Abstract
Due to the increase in pollution, the number of deaths caused by lung disease is rising rapidly. It is essential to predict the disease in earlier stages by means of high-level knowledge and acquaintance. Deep learning-based lung cancer prediction plays a vital role in assisting the medical practioners for diagnosing lung cancer in earlier stage. Computer-Aided diagnosis is considered to bring a boost to the field of medicine by tying it to automated systems. In this research paper, several models are experimented by using chest X-ray image or CT scan as an input to detect a particular disease. This research work is carried out to identify the best performing deep learning techniques for lung disease prediction. The performance of the method is evaluated using various performance metrics, such as precision, recall, accuracy and Jaccard index.

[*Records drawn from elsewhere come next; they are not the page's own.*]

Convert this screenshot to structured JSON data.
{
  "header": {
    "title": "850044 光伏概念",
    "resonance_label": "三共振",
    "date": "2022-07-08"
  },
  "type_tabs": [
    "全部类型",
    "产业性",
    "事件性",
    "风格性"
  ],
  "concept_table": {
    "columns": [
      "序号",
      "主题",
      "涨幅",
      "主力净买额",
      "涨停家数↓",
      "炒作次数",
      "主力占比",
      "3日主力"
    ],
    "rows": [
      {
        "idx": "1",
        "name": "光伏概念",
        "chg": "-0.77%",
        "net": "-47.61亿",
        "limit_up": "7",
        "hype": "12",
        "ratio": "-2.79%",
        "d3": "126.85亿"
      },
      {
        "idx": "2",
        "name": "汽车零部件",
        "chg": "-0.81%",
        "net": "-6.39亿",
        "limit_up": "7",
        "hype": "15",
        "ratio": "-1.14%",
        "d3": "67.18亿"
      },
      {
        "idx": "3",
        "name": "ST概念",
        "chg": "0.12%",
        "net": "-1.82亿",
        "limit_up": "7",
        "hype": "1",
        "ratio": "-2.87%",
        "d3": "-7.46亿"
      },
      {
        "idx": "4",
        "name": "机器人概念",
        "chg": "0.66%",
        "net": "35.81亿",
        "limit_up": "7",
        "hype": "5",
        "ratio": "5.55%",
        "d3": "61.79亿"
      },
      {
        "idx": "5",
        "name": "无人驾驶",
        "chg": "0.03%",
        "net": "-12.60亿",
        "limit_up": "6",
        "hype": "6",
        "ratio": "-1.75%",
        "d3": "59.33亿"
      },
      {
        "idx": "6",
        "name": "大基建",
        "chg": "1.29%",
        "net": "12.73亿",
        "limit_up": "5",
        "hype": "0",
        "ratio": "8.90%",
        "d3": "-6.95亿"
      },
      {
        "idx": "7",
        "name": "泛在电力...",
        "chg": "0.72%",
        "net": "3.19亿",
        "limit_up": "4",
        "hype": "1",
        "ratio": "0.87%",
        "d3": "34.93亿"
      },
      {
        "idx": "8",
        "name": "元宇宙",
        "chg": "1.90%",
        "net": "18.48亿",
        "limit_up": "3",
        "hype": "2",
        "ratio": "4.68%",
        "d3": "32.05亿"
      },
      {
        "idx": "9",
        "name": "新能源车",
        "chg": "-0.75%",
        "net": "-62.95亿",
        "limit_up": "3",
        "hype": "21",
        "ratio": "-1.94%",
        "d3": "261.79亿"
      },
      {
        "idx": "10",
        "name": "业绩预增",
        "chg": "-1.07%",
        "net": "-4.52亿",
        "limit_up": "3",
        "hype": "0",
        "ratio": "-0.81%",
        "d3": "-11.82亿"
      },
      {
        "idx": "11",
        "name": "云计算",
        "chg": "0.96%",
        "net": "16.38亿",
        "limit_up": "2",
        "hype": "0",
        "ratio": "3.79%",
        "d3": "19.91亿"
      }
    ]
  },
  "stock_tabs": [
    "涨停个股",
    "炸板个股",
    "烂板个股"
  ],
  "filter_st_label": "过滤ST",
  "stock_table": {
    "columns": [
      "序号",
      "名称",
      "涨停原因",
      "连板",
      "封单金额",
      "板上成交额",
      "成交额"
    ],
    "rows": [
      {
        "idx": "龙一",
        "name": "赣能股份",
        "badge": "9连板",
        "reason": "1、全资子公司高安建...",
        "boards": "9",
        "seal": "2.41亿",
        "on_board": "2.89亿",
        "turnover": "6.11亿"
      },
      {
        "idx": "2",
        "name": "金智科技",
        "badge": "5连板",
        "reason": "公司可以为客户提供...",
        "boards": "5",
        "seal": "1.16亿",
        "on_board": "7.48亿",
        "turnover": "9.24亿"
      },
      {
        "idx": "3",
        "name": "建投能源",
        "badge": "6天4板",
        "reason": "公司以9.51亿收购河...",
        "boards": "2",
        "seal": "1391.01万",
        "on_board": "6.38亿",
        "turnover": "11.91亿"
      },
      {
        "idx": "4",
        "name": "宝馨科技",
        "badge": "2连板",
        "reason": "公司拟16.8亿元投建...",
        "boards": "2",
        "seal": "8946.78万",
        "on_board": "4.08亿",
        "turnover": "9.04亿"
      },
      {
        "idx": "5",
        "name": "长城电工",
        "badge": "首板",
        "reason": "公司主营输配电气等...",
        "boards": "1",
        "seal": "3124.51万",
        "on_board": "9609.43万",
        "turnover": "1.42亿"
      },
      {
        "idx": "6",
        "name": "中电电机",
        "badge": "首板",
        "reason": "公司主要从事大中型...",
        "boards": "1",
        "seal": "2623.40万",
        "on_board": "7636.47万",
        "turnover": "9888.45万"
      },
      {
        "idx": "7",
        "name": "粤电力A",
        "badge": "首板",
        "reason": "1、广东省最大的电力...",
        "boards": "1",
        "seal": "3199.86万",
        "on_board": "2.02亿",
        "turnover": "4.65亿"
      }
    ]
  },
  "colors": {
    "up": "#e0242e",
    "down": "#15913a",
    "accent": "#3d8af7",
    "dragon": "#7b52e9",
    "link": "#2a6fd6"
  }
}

Keywords: Deep learning, Lung cancer detection, Neural networks, Transfer learning
Introduction
The present time of world deals with several polluting substances from all sides of the environment. The current lifestyle of the advancing world is the major factor that not just affects the body but affects the mind and mental peace too. As per World Health Organization (WHO) report, four out top ten deadliest diseases are related to the lungs (https://www.healthline.com/health/top-10-deadliest-diseases#Overview). Lower respiratory infections are the world’s most deadly communicable disease which has been ranked as one among the four for the causes of death. Even though the number of death in 2019 has decreased by about 46,000 in 2000, still the number of 2.6 million is alarming. Considering other lungs related diseases like lung cancer has got a upraise from 1.2 million to 1.8 million and is at peak of the world’s 6th most death-causing disease (https://www.who.int/en/news-room/fact-sheets/detail/the-top-10-causes-of-death). Many countries as deficient in providing sufficient medicines and instruments for all the people living in the country. Developing countries like India are still deficient in proper medical support. It is also noticed from the research that, there has been a significant number of death due to Chronic Obstructive Pulmonary Disease (COPD) and Lower respiratory diseases (https://www.who.int/en/news-room/fact-sheets/detail/the-top-10-causes-of-death; https://www.pharmatutor.org/pharma-news/doctors-population-in-india). Lung diseases are not common for all people and they may vary based on physical and environmental factors. One of the considerable factors of infection is due to travel. It has been seen that migrant workers who travel more often have some different symptoms which are based on the place of travel destination and the type of travel. The consideration of viruses with special concern with travel includes diseases like Middle East Respiratory Syndrome (MERS) and diseases caused by highly pathogenic avian influenza viruses (https://wwwnc.cdc.gov/travel/yellowbook/2020/travel-related-infectious-diseases/middle-east-respiratory-syndrome-mers).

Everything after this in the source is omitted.